Top Ten Tuesday is hosted by The Broke and the Bookish.
This week’s topic: The Quit List of Bookish Things
When I was a wee, wild girl, I thought that growing up was something magical: you reached a certain age, and you had everything together. When you became “an adult” the life manual was placed in your hands, and you rode off into the sunset with All the Answers, All the Money, and All of the Great Things in Life.
Poor stupid young Lyn.
One of the greatest and most infuriating things in life if discovering that you never really stop “growing up”. Every day, you’re evolving, becoming wiser, becoming harder, becoming richer, becoming someone new. This week, Pixie and I discuss the things we want to stop doing. This topic is so important. To make these declarations, we had to stop and really face some of the roadblocks that stood in the way of positive blogging.
So, in a way, we’re writing our Life Manuals each and every day. Here is what Pixie and I are writing into our very own today.

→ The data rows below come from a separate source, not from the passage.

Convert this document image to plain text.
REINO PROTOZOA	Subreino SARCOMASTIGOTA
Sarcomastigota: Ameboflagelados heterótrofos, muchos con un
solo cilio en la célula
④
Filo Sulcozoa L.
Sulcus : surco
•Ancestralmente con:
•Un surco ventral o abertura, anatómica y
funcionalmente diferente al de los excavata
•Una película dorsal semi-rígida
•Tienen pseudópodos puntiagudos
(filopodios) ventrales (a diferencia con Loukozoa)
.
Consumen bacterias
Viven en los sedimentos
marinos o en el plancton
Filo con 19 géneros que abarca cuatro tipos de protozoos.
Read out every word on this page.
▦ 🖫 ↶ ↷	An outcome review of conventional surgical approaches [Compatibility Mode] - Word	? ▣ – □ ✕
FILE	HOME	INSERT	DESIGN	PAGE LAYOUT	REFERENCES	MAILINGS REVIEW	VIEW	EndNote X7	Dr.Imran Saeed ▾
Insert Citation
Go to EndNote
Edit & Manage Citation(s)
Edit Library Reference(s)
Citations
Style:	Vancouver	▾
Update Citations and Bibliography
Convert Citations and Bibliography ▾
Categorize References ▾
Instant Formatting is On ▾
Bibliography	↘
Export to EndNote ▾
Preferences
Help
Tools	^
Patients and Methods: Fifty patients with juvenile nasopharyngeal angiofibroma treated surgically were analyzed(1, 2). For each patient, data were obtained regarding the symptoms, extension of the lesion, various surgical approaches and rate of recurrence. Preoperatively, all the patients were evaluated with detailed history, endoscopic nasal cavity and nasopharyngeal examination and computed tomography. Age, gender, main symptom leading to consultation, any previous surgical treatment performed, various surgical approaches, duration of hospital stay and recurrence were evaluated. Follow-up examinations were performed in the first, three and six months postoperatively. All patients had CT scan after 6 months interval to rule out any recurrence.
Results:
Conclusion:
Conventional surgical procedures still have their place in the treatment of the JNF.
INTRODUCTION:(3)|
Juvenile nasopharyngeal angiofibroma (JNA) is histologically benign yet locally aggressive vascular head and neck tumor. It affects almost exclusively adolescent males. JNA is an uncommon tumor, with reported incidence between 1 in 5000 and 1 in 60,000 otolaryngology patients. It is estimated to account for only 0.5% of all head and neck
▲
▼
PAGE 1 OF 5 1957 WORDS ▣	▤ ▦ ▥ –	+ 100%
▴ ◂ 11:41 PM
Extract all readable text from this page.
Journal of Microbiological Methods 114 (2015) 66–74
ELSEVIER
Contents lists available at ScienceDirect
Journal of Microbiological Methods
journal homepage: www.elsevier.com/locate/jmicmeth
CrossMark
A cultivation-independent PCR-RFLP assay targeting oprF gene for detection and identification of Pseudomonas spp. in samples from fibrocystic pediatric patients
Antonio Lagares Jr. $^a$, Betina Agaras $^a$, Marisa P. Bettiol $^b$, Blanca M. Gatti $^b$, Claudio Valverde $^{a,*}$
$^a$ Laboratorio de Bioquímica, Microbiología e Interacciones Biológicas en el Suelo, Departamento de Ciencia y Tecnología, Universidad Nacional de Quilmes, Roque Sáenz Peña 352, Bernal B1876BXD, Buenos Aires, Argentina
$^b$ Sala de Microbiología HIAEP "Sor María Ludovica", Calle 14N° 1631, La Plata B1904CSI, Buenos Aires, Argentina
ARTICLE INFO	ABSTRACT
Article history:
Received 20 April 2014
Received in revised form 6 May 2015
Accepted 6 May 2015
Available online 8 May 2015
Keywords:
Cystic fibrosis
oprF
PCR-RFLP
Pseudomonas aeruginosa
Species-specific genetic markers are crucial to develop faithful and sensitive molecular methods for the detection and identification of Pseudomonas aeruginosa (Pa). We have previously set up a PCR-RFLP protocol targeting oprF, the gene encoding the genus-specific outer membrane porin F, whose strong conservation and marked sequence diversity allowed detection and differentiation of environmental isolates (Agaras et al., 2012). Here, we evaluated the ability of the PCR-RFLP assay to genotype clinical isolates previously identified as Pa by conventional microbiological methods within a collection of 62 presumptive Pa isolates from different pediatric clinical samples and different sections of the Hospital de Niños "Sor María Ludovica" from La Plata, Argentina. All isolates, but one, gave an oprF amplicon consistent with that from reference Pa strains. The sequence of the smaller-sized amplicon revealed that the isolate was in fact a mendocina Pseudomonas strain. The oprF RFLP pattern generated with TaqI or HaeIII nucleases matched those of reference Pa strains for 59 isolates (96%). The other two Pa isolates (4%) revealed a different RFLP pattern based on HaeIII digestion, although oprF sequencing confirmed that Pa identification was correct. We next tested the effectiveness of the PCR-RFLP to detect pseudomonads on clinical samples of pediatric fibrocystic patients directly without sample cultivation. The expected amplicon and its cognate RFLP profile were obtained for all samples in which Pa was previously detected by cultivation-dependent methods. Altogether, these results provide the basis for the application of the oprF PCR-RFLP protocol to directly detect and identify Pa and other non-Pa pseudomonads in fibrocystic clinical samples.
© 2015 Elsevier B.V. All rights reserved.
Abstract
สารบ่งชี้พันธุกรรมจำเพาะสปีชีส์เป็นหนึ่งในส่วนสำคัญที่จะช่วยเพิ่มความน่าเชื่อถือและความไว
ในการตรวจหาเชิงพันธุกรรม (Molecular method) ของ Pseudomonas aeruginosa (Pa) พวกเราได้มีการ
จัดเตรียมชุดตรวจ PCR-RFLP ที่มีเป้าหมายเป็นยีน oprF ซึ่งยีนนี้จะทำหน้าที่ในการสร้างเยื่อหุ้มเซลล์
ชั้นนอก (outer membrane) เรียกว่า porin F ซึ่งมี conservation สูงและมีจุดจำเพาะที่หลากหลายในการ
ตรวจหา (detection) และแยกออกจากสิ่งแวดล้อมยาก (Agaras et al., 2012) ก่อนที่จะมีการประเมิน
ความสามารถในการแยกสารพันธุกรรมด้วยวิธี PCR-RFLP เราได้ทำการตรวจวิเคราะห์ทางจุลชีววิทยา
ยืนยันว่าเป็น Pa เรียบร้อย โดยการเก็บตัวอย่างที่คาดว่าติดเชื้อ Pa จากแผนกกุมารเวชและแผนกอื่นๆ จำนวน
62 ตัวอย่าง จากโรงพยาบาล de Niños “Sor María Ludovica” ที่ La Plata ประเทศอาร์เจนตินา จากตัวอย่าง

I want to quit getting into reading slumps.
This would be really nice if I could make it true, but to be honest I’m fairly certain it’s out of my control. They happen to the best of us, I know. It’s unfortunate. This year hit me pretty rough a few times–most particularly due to stress–but I’ve learned that often after the short break, a few simple tricks can pick yourself back up again. Maybe next year I’ll find myself not as likely in them, especially now that I can pinpoint my triggers as well.
I should quit marking less books in the DNF list.

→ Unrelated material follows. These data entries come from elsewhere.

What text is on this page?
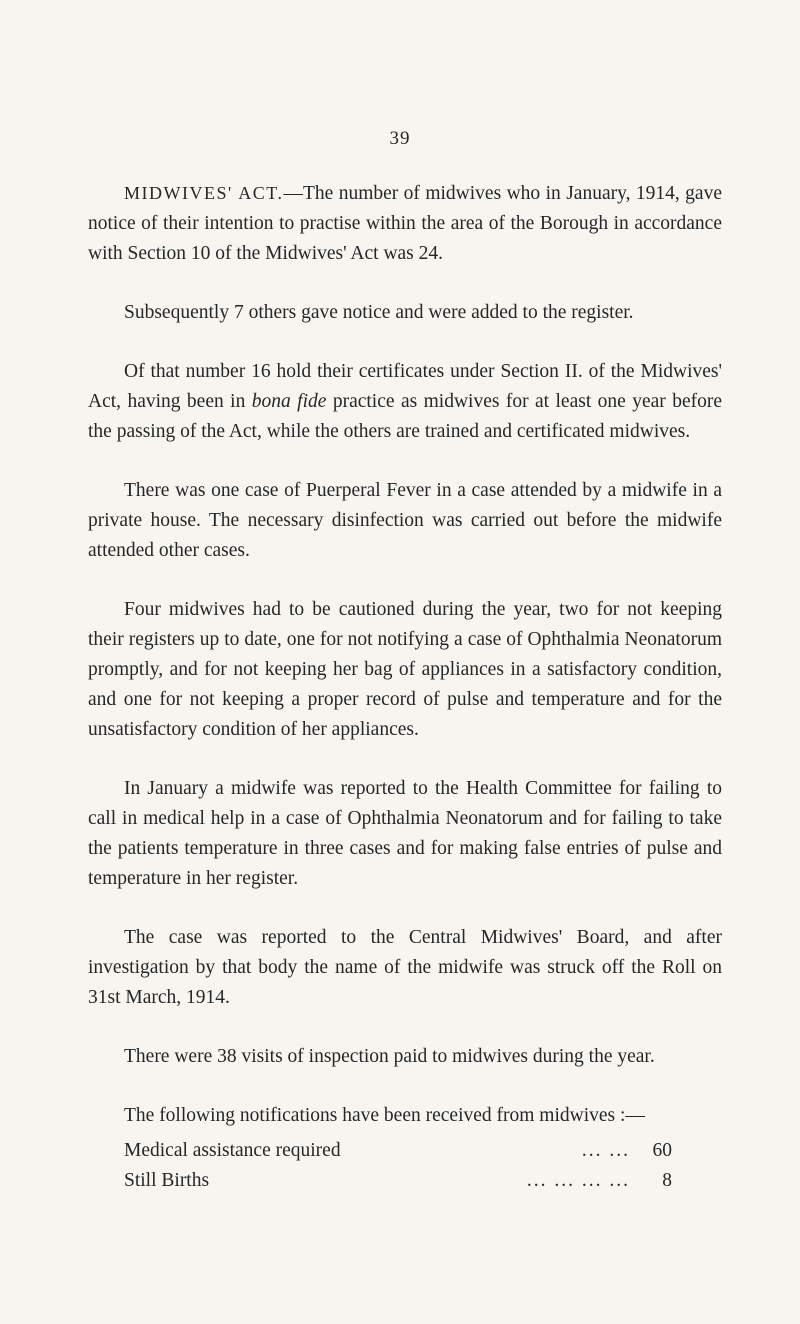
39

MIDWIVES' ACT.—The number of midwives who in January, 1914, gave notice of their intention to practise within the area of the Borough in accordance with Section 10 of the Midwives' Act was 24.

Subsequently 7 others gave notice and were added to the register.

Of that number 16 hold their certificates under Section II. of the Midwives' Act, having been in bona fide practice as midwives for at least one year before the passing of the Act, while the others are trained and certificated midwives.

There was one case of Puerperal Fever in a case attended by a midwife in a private house. The necessary disinfection was carried out before the midwife attended other cases.

Four midwives had to be cautioned during the year, two for not keeping their registers up to date, one for not notifying a case of Ophthalmia Neonatorum promptly, and for not keeping her bag of appliances in a satisfactory condition, and one for not keeping a proper record of pulse and temperature and for the unsatisfactory condition of her appliances.

In January a midwife was reported to the Health Committee for failing to call in medical help in a case of Ophthalmia Neonatorum and for failing to take the patients temperature in three cases and for making false entries of pulse and temperature in her register.

The case was reported to the Central Midwives' Board, and after investigation by that body the name of the midwife was struck off the Roll on 31st March, 1914.

There were 38 visits of inspection paid to midwives during the year.

The following notifications have been received from midwives :—

Medical assistance required	... ...	60
Still Births	... ... ... ...	8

Oh the dreaded DNF. There’s some books you just can’t finish because they’re THAT bad. Lol. It’s become a habit for me though to start and then run short on time trying to rush through several others, so I might set down a book or two if it hasn’t caught my interest within a certain timeframe–then may go back to it months later if I think I’ll have the time. I want to fix this habit. Really. I know it’s not working out. A few times I’ve gone back and ended up loving the books. Some are still collecting dust. (oops?)
Quit falling behind on ARC reading/reviews.

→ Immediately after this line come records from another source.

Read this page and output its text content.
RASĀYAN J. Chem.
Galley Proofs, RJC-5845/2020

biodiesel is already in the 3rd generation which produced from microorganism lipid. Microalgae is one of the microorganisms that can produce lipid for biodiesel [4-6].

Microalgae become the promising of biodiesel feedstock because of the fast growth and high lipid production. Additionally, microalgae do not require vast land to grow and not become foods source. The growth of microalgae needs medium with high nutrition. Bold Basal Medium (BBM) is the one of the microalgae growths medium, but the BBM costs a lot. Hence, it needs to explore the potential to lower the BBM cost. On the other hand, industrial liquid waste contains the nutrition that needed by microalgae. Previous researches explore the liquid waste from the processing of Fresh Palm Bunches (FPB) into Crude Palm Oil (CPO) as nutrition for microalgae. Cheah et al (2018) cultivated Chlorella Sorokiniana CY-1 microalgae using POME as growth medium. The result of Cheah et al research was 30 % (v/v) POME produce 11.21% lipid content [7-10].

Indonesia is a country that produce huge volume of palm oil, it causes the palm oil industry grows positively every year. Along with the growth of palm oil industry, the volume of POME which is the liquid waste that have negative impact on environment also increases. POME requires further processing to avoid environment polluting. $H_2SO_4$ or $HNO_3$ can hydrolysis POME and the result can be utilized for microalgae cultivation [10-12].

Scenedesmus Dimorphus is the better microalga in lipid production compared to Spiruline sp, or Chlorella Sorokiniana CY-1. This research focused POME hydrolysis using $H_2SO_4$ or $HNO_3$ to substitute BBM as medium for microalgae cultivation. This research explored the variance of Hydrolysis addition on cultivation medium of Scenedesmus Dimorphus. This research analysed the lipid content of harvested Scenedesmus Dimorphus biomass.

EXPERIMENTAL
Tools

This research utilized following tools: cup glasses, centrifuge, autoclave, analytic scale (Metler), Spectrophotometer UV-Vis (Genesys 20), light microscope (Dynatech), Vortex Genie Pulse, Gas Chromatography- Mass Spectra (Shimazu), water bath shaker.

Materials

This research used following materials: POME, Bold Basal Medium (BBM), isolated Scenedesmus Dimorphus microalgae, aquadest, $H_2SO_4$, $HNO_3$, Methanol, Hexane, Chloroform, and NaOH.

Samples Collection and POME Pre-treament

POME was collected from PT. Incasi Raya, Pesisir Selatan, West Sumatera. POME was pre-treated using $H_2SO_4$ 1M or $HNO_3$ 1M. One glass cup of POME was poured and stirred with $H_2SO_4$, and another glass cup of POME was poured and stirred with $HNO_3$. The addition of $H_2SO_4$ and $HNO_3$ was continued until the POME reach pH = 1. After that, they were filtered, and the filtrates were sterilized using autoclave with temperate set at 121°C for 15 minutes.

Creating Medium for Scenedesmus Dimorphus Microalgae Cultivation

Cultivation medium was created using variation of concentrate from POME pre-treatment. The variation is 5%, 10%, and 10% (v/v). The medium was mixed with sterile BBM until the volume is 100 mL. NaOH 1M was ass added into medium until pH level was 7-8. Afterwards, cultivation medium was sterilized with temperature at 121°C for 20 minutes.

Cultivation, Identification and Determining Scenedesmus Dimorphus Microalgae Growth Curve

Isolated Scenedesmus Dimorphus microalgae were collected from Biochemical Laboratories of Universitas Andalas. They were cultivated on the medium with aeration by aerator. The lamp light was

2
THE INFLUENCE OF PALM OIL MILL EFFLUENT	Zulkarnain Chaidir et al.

Not much to be said here. That is an easily explained sentence. I’m pretty sure a lot of other bloggers relate with the whole ARC dates/deadlines.
I need to quit over-buying books. :/
Ugh. I do this way too much. Especially around the time of releases or when I’m starting a new series. And then this leads me back to falling behind on the ARCs I need to catch up on, as well as the many other unread books. Hahaha… I also doubt I’ll really ever quit over-buying because it’s just a book-lover’s addiction to buy books at any given chance, right?
Last but not least: I need to quit glancing over some books even when they sound interesting just because they’re not in my usual list of genres I normally like.
Another one easily explained. I don’t know why I do this. While I do read in a variety of genres, I have my particular ones that I read more often than others. Occasionally I find a book with a cover that catches my eye, a synopsis that sounds absolutely interesting, but then I hesitate… just because it’s a genre/category that I don’t usually pick up. I don’t know why I do this. I haven’t had any bad experiences. The rare few times I have allowed myself to, I loved the books. Maybe it’s my subconscious fearing that I’ll eventually find that one I hate. I don’t know. But I’ve got to stop doing it and just go for it. 🙂
I want to stop putting off reviews until the last minute.
Moving forward, I am making it a goal of mine to at least type up some notes on a word document after I am done reading and then setting my review around these bullet points. I have even dedicated a jump drive to reviewing, so that I am always prepared, and can even write my reviews during a break or at lunch when I am slaving away at my job.
I need to stop comparing myself to others.
I am the world’s worst about blog envy and anxiety over page views and comments. To be honest, this is one of my favorite periods in blogging. I have a slew of reviewers I trust, and I enjoy the comments on my reviews and my discussion posts. I’m going to stop freaking out over the amount of comments on the blog and enjoy quality over quantity, which I have at the moment. <3
Seriously. I have too many books.
It is time to start taking baby steps and reducing the amount of books I have. I buy a lot of them just out of sheer comfort, and I want to read more books than I buy – more out, less in.
Discussion Posts – I need dat.
I want to really have more here for the readers to engage with, such as discussion posts or personal thoughts. I feel emotionally cut off from the blogging world, and I want that to change. My distance is nothing new – I often put up a huge wall between me and others, but I want to break it down and reach out more. I did this myself, like I do in any relationship. I’m not asking for popularity or adoration, I just would like more of ME here.
Quit. Stressing. Out.
It is time to face some demons and start airing out some things that bother me. I need to let things go. I need to stop worrying over ARCs and deadlines and numbers and stats. I want to bring back the happiness. It is starting – there are things on the blog that I love right now, and for the first time in 2 years, I feel like I make a difference. Now it is time to let some things go and enjoy blogging life!
What things do you want to stop in your bookish life? Are there any concerns that you are facing due to the TTT topic this week?